就剩最后一个人了——那个总跟在张雅身后的小个子女生找到她。
女生跪在教学楼后的小树林里,怀里抱着个相框,相框里是张雅和她的合照。
她浑身抖得像筛糠,却还是仰着头,眼里的血丝爬满了眼白。
“是你杀了她们,对不对?”
女生的声音嘶哑得像被砂纸磨过,
“张雅出事前给我发信息,说你要她死……林栀,你怎么变成这样了?”
林栀靠在梧桐树上,指尖转着那枚镜面碎片。碎片里映出女生惊恐的脸,也映出她自己嘴角那抹冰冷的笑。
“变成哪样?”
她一步步走过去,居高临下地看着对方,“变成像你们当初对我那样,有仇必报的样子?”
“可她们已经道歉了!”女生哭喊着,“张雅都给你跪下了!你为什么还要赶尽杀绝?”
“道歉?”
林栀像是听到了天大的笑话,
“我妈在KTV打扫卫生时被醉汉骚扰,谁给她道过歉?我被你们堵在厕所里扇耳光时,谁给我道过歉?”
她蹲下身,用碎片抬起女生的下巴,动作和当初对张雅时一模一样。
“你以为一句对不起,就能抵消掉那些晚上我躲在被子里哭到喘不过气的时刻?就能让我妈胃出血的伤口长好?”
碎片突然亮起,映出女生从教学楼顶坠落的画面。
“不……不要……”女生的瞳孔骤然收缩,连滚带爬地往后退,“我什么都没看见!我不会说出去的!”
林栀站起身,拍了拍校服上的尘土。风卷起地上的落叶,打着旋儿掠过她的脚踝,像有只冰冷的手在抚摸。
“晚了。
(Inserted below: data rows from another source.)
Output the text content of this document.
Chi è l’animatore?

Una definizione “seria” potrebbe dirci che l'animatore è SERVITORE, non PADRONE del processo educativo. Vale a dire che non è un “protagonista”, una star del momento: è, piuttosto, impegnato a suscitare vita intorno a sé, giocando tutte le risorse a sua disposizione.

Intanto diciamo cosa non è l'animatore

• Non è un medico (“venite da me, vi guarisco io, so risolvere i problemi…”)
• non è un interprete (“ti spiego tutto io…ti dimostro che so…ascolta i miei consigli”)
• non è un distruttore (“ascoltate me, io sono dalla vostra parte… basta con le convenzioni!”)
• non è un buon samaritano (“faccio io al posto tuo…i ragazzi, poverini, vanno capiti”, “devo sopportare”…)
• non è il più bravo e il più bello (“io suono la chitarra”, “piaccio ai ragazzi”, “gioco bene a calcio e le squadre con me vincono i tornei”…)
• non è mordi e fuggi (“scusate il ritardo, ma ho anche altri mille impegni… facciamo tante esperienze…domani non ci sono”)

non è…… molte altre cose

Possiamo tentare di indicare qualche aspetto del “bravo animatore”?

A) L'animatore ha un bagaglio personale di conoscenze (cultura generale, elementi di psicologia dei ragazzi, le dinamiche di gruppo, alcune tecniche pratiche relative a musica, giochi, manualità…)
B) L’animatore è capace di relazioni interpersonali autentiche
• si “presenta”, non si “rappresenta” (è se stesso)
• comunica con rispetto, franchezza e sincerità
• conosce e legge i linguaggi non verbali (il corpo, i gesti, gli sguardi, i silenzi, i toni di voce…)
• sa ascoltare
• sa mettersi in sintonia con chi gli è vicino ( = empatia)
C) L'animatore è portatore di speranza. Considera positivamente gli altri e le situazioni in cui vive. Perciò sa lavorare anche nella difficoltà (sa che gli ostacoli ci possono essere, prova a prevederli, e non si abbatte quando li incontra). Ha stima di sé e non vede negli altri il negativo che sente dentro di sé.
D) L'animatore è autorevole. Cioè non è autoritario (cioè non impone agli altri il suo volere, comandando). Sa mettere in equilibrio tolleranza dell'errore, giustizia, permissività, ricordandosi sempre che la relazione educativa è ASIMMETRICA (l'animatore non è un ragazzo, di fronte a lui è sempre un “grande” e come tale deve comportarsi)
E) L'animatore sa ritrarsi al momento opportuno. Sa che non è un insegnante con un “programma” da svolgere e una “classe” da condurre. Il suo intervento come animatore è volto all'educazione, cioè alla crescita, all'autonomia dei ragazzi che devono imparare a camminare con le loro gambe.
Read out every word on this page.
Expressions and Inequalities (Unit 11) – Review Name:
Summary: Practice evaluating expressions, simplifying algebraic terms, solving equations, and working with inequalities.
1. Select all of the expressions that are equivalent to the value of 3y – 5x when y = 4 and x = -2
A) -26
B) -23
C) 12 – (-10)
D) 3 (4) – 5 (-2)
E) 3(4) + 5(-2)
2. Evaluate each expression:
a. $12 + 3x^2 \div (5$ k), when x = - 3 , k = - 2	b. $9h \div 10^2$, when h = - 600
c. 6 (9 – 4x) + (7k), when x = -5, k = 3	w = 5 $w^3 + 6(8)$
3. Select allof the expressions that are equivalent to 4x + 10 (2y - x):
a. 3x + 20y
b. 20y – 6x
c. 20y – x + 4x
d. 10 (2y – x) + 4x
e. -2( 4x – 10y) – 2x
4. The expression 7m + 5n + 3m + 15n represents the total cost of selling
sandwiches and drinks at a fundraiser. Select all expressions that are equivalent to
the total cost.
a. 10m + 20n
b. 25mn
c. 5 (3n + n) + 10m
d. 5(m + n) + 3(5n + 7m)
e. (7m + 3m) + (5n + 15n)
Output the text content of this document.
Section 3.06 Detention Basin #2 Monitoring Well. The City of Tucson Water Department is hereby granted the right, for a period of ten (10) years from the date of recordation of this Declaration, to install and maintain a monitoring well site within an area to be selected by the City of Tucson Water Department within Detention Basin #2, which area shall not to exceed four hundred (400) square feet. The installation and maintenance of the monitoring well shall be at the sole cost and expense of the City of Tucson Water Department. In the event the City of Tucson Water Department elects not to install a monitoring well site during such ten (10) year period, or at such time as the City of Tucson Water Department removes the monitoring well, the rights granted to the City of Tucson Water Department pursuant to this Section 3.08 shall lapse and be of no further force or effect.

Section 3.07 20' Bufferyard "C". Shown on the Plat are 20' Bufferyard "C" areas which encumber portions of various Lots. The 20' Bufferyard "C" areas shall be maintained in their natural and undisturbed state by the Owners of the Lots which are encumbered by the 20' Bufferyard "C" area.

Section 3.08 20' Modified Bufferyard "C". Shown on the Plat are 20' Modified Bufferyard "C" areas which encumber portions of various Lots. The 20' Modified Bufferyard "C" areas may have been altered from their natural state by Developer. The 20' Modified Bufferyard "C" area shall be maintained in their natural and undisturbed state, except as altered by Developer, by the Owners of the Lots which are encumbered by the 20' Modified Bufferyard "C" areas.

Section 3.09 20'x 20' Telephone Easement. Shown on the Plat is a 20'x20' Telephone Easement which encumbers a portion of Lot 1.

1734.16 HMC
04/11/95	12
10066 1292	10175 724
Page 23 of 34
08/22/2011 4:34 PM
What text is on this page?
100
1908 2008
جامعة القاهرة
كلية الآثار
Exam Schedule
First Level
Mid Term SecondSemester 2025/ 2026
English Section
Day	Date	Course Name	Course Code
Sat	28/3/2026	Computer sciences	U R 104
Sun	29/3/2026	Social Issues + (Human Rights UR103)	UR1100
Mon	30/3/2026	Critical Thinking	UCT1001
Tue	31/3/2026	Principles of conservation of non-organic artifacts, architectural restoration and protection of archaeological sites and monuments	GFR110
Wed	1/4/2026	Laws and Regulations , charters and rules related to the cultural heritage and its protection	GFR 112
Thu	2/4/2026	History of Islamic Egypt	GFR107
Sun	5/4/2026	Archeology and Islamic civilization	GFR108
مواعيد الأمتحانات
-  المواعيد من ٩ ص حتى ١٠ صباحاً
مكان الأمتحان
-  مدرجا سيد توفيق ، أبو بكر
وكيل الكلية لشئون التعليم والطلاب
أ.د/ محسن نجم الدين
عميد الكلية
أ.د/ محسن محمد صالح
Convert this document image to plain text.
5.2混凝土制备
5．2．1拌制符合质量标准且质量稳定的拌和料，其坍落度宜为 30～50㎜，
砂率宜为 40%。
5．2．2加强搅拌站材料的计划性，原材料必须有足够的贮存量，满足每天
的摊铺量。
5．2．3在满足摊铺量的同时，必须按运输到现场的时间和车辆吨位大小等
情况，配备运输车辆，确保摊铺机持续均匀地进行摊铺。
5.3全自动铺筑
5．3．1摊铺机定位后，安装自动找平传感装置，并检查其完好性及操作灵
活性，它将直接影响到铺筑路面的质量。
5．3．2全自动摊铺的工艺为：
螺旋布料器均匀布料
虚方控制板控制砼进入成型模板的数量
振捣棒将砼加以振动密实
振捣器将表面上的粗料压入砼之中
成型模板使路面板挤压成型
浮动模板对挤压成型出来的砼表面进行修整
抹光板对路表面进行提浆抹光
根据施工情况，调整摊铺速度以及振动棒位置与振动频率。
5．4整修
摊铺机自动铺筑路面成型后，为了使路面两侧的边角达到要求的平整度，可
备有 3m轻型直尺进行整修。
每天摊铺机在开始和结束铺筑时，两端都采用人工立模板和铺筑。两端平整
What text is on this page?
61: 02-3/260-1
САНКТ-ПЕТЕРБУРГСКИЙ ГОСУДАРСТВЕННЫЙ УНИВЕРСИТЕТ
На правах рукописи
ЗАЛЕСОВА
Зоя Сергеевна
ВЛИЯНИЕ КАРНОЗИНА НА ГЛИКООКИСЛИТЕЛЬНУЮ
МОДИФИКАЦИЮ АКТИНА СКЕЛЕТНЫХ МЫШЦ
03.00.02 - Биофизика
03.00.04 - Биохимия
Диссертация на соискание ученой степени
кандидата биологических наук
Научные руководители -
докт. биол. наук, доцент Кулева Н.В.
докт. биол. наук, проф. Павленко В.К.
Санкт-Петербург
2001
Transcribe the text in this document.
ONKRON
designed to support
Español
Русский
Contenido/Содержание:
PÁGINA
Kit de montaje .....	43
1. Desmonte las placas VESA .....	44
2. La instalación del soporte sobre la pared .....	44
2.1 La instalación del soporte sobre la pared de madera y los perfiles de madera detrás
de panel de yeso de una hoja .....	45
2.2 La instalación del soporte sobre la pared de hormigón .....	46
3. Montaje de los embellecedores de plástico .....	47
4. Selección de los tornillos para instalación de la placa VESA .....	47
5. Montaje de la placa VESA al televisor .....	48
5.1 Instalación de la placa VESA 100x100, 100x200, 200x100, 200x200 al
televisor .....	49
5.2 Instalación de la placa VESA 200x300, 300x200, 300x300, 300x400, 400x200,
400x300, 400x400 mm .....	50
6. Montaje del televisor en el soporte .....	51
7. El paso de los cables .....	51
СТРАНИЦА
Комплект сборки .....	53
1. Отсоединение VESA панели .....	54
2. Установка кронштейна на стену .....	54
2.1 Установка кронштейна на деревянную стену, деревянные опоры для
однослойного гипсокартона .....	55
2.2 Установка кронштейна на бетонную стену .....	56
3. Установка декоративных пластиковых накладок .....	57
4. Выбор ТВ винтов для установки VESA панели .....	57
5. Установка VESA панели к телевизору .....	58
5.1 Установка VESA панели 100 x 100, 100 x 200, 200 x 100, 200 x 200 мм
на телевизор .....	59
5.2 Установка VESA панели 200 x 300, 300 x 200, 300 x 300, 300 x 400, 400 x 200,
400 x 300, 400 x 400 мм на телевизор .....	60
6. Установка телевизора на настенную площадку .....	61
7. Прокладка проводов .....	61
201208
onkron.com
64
”
三天后,小个子女生被发现从教学楼顶掉下来,手里还攥着半盒安眠药。
警方定论为“不堪学业压力自杀”。
那天晚上,艾晴第一次主动找到林栀。
她堵在医院走廊尽头,手里的菱形晶体发出刺眼的光,照亮她手腕上那道几乎爬满整条手臂的契约痕。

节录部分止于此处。